Se, conforme escreveu o filósofo e ensaísta Frantz Fanon, “os oprimidos acreditarão sempre no pior a respeito de si mesmos”, os intérpretes de Isto é um Negro? discorrem sobre os diferentes mecanismos que alimentam e dão forma a um racismo estrutural no Brasil e no mundo. Com um sentido de humor apurado e sem medo de derrubar a quarta parede, porque “a vida não é um palco”, os actores lançam um olhar sobre a escravatura e as suas vozes silenciadas, e o espaço em que se encontram é usado como um local onde essas vozes têm, à sua disposição, um megafone.
Os quatro corpos nus em palco – Tarina afirma que “o nu tem vontade de esfregar alguma coisa na cara da plateia”, se calhar um lado da história “que as pessoas nem sempre estão dispostas a encarar” – procuram criar diálogos possíveis sobre a negritude. O plural aqui é importante, até porque, sustenta Mirella, “não existe uma negritude ou um único jeito de existirmos enquanto pessoas negras”. A própria ideia de ‘negro’, sugere Tarina, parece “uma invenção”, o que faz com que o título da peça adquira um tom provocador e inquietante. “O que é ser negro?
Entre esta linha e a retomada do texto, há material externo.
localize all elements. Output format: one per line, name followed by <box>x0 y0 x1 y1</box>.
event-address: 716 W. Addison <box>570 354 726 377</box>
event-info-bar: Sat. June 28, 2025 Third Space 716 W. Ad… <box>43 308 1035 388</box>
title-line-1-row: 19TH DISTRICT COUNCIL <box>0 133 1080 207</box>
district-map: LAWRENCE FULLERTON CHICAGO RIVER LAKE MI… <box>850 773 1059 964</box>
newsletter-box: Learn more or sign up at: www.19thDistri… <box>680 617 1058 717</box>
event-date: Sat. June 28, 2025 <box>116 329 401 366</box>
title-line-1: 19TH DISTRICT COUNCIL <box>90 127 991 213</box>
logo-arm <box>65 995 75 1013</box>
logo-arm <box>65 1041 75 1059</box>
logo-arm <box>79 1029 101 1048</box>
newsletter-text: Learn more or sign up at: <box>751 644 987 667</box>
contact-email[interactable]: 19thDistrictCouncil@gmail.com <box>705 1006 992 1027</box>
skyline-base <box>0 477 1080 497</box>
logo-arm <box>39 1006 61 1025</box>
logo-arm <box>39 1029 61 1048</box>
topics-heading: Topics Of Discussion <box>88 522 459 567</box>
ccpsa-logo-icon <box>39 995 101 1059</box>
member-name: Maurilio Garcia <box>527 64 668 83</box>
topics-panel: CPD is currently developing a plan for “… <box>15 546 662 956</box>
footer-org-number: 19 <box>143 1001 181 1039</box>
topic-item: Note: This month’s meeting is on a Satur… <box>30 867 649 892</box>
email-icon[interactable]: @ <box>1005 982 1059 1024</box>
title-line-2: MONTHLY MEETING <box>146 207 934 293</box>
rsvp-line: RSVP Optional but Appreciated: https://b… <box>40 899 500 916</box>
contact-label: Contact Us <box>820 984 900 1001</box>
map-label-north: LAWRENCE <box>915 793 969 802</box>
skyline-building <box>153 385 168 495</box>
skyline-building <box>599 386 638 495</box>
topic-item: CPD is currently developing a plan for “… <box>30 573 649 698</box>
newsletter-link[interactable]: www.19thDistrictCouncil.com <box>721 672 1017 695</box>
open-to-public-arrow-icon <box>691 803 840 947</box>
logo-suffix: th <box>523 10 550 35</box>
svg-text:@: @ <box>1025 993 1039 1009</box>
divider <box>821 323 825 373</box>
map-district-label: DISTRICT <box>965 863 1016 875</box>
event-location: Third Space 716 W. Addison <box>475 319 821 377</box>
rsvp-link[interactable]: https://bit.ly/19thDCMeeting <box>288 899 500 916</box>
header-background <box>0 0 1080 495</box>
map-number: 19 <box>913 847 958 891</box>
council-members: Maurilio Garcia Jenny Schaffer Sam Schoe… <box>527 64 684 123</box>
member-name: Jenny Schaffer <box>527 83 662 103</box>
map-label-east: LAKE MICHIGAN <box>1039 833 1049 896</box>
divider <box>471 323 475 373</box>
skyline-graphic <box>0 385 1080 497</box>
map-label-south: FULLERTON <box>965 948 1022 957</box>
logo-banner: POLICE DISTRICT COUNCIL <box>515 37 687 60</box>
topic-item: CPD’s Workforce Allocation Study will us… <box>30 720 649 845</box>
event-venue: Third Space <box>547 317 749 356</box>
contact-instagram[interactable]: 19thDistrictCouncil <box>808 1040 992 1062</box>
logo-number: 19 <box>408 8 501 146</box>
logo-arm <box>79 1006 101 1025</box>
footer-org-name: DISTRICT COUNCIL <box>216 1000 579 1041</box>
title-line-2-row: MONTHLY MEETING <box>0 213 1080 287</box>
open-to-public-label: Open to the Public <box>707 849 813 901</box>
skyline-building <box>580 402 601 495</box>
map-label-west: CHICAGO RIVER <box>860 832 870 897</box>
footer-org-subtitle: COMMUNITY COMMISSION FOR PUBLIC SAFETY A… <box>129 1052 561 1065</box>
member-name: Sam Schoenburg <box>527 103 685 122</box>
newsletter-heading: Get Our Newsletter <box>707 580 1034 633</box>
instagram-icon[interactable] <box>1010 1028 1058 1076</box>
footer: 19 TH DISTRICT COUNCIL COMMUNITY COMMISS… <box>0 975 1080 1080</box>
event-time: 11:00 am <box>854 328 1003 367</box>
Você sabe?”, conclui a dramaturga.
Fartos de lhes ser negado um lugar no canto da mesa e eternamente insatisfeitos com os livros escolares, que não fizeram o trabalho de casa todo ou olham apenas para um lado da moeda, os criadores de Isto é um Negro? têm uma série de coisas a dizer sobre os mitos que perduram há 500 anos e que continuam a ser glorificados. Porque já houve quem os tentasse calar, e porque sabem o quão preciosa é uma plateia disposta a ouvir, falam como se não houvesse amanhã. E porque o racismo não é algo que acontece só na cabeça, os Racionais MC’s, a banda de hip-hop lembrada por Lucas, deixam o aviso: “olha quem morre / veja você quem mata”.